Мы с братом не общались, особенно о Монике, которая была моей девушкой. Он пошел по стопам отца и по барам Калифорнии. Он считал меня неудачником.
— Рад за него, — ответил я.
— Ага, они подходят друг другу. — Линию заполнила тишина. — Ты найдешь кого-то, Мэтт.
Я рассмеялся.
— Мам, кто сказал, что я ищу?
— Просто держись подальше от баров.
— До тех пор, как мне исполнился двадцать один год, я ходил по барам чаще, чем сейчас. — «Лю-тя» девушка закатила глаза. — Надо бежать, мам.
— Ладно, дорогой. Звони чаще. Хочу побольше услышать о Грейс.

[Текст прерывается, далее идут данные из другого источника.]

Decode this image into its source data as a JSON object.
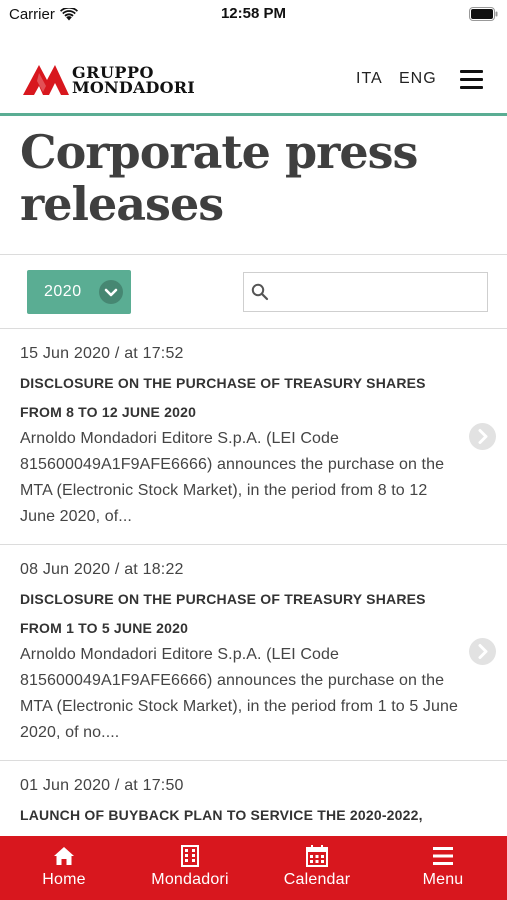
{
  "status_bar": {
    "carrier": "Carrier",
    "time": "12:58 PM"
  },
  "header": {
    "logo_line1": "GRUPPO",
    "logo_line2": "MONDADORI",
    "lang_ita": "ITA",
    "lang_eng": "ENG"
  },
  "page": {
    "title": "Corporate press releases"
  },
  "filters": {
    "year": "2020",
    "search_value": "",
    "search_placeholder": ""
  },
  "press_releases": [
    {
      "date": "15 Jun 2020 / at 17:52",
      "title": "DISCLOSURE ON THE PURCHASE OF TREASURY SHARES FROM 8 TO 12 JUNE 2020",
      "summary": "Arnoldo Mondadori Editore S.p.A. (LEI Code 815600049A1F9AFE6666) announces the purchase on the MTA (Electronic Stock Market), in the period from 8 to 12 June 2020, of..."
    },
    {
      "date": "08 Jun 2020 / at 18:22",
      "title": "DISCLOSURE ON THE PURCHASE OF TREASURY SHARES FROM 1 TO 5 JUNE 2020",
      "summary": "Arnoldo Mondadori Editore S.p.A. (LEI Code 815600049A1F9AFE6666) announces the purchase on the MTA (Electronic Stock Market), in the period from 1 to 5 June 2020, of no...."
    },
    {
      "date": "01 Jun 2020 / at 17:50",
      "title": "LAUNCH OF BUYBACK PLAN TO SERVICE THE 2020-2022,",
      "summary": ""
    }
  ],
  "tab_bar": {
    "home": "Home",
    "mondadori": "Mondadori",
    "calendar": "Calendar",
    "menu": "Menu"
  },
  "colors": {
    "accent_green": "#5aad93",
    "brand_red": "#d8171e"
  },
  "icons": {
    "wifi": "wifi-icon",
    "battery": "battery-icon",
    "logo_mark": "mondadori-logo-icon",
    "hamburger": "hamburger-menu-icon",
    "chevron": "chevron-down-icon",
    "search": "search-icon",
    "arrow": "chevron-right-icon",
    "home": "home-icon",
    "building": "building-icon",
    "calendar": "calendar-icon",
    "menu": "menu-icon"
  }
}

— Хорошо. Лю тя, мам. — Я подмигнул девушке, примостившейся в футе от меня и не спускавшей с меня глаз.
— И я тя лю, — рассмеялась она в ответ.
5.
Ты была подобна свету
МЭТТ
Я убивал время перебиранием портфолио. В некотором смысле я понимал, что должен выбраться наружу и подружиться с кем-то, но на данный момент надеялся поймать одного определенного человека, вне зависимости от того, будет она уходить или возвращаться. Не уверен, насколько очевидной была моя попытка, учитывая специально приоткрытую дверь, но мне было плевать, особенно когда я, наконец, услышал в коридоре голос Грейс.
— Тук-тук.
Я встал, чтобы надеть рубашку, но у меня не хватило на это времени, потому что она толкнула дверь указательным пальцем.
— Ой, прости, — сказала она.
— Не беспокойся. — Я открыл дверь до конца и улыбнулся. — Привет, соседка.
Она прислонилась к дверному косяку, пока взглядом изучала сначала мое лицо, потом продолжила путь вниз по груди к бедрам, где из-под висящих джинсов торчали боксеры, после чего посмотрела на мои черные ботинки.
— Мне нравятся… твои ботинки. — Она снова глядела в глаза, а ее рот был слегка приоткрыт.
— Спасибо. Хочешь зайти?
Она покачала головой.
— Вообще-то, нет, я зашла узнать, не хочешь ли ты пообедать. Бесплатно, — быстро проговорила она и, прежде чем я успел ответить, добавила: — Они за тебя заплатят.
— О каком это месте с бесплатной едой ты говоришь? — я изогнул одну бровь.
Она рассмеялась в ответ.
— Ты должен довериться мне. Идем, хватай рубашку. Вперед.
Я провел рукой по волосам, которые сейчас торчали во все стороны. Ее взгляд снова упал на мою грудь и руки. Мне было сложно отвести глаза от ее лица в форме сердечка, но я все же взглянул вниз, чтобы увидеть, что она нервно терла свои бедра. Грейс была в узком черном платье в цветочек и в маленьких черных ботинках. Качалась с каблука на носок. Она напомнила мне колибри и тех людей, что всегда в движении, вечно беспокойные.
— Дай мне секунду, — произнес я. — Мне нужен ремень. — Я порылся в вещах на полу, но ничего не смог найти. Мои джинсы к тому времени уже почти свалились с меня.
Грейс приземлилась на мою кровать и принялась наблюдать за мной.
— Нет ремня?
— Не могу найти его.
Она вскочила и направилась к куче обуви рядом со шкафом. Достала шнурок из одного из «Конверсов», после чего проделала то же с одним из моих «Вэнсов», и связала их концы вместе.